Lo hice. Salí con la cabeza gacha, sin mirar a nadie a la cara.
Llegamos a casa. Mi madre, que estaba recostada contra la pared, cerca del brasero, y arrebujada en una manta, levantó la vista. Miró a José y noté que lo interrogaba con los ojos.
Me acerqué a ella y me eché a su lado, con la cabeza en sus piernas. Me adormilé a ratos.
Desperté varias veces antes de la puesta de sol. En ningún momento estuvimos a solas.
Mis tíos hablaban en voz baja a la luz de las lámparas que no debían apagarse durante el sabbat.
Aunque hubiera tenido la ocasión de hacerle alguna pregunta a José, ¿qué le habría preguntado? ¿Qué podía preguntar que él quisiera responder, que no me hubiera prohibido preguntar? Yo no quería que mi madre supiese que el rabino me había parado en la puerta de la sinagoga.
Mis recuerdos se enlazaban como eslabones de una cadena: la muerte de Eleazar en Alejandría y todo lo que vino después, paso a paso. ¿Qué habían dicho aquella noche, antes de partir, acerca de Belén? ¿Qué había pasado en Belén? Yo había nacido allí, pero ¿de qué estaban hablando?

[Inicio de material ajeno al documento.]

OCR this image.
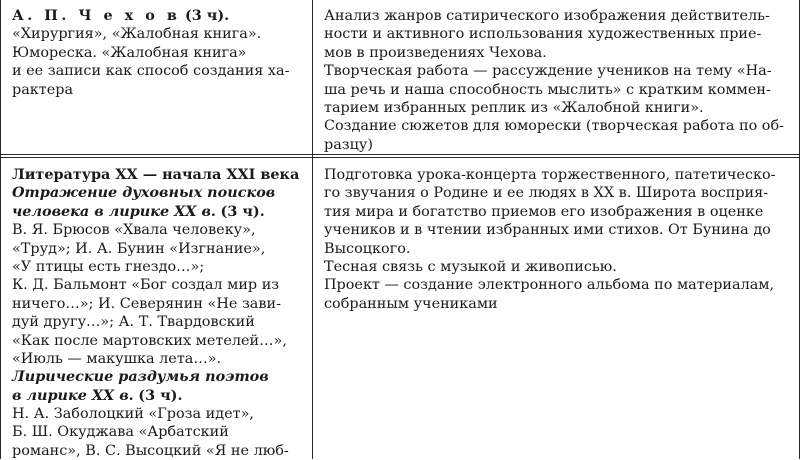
А. П. Ч е х о в (3 ч).
«Хирургия», «Жалобная книга».
Юмореска. «Жалобная книга»
и ее записи как способ создания ха-
рактера
Анализ жанров сатирического изображения действитель-
ности и активного использования художественных прие-
мов в произведениях Чехова.
Творческая работа — рассуждение учеников на тему «На-
ша речь и наша способность мыслить» с кратким коммен-
тарием избранных реплик из «Жалобной книги».
Создание сюжетов для юморески (творческая работа по об-
разцу)
Литература XX — начала XXI века
Отражение духовных поисков
человека в лирике XX в. (3 ч).
В. Я. Брюсов «Хвала человеку»,
«Труд»; И. А. Бунин «Изгнание»,
«У птицы есть гнездо…»;
К. Д. Бальмонт «Бог создал мир из
ничего…»; И. Северянин «Не зави-
дуй другу…»; А. Т. Твардовский
«Как после мартовских метелей…»,
«Июль — макушка лета…».
Лирические раздумья поэтов
в лирике XX в. (3 ч).
Н. А. Заболоцкий «Гроза идет»,
Б. Ш. Окуджава «Арбатский
романс», В. С. Высоцкий «Я не люб-
Подготовка урока-концерта торжественного, патетическо-
го звучания о Родине и ее людях в XX в. Широта восприя-
тия мира и богатство приемов его изображения в оценке
учеников и в чтении избранных ими стихов. От Бунина до
Высоцкого.
Тесная связь с музыкой и живописью.
Проект — создание электронного альбома по материалам,
собранным учениками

Vi a aquel hombre agonizando en el Templo, la muchedumbre asustada e intentando escapar, el largo viaje, las llamaradas que subían al cielo. Oí a los bandidos. Me estremecí. Sentí cosas que no logré relacionar con palabras.
Pensé en Cleofás cuando creyó que iba a morir en Jerusalén, y luego en mi madre en aquel tejado. «Te digan lo que te digan en Nazaret… un ángel se apareció… no había ningún hombre… una niña que tejía para el Templo, hasta que fue demasiado mayor… un ángel se apareció.»
José dijo:
– Vamos, Yeshua, ¿cuánto tiempo vas a poner esa cara de preocupación? Mañana iremos a Séforis.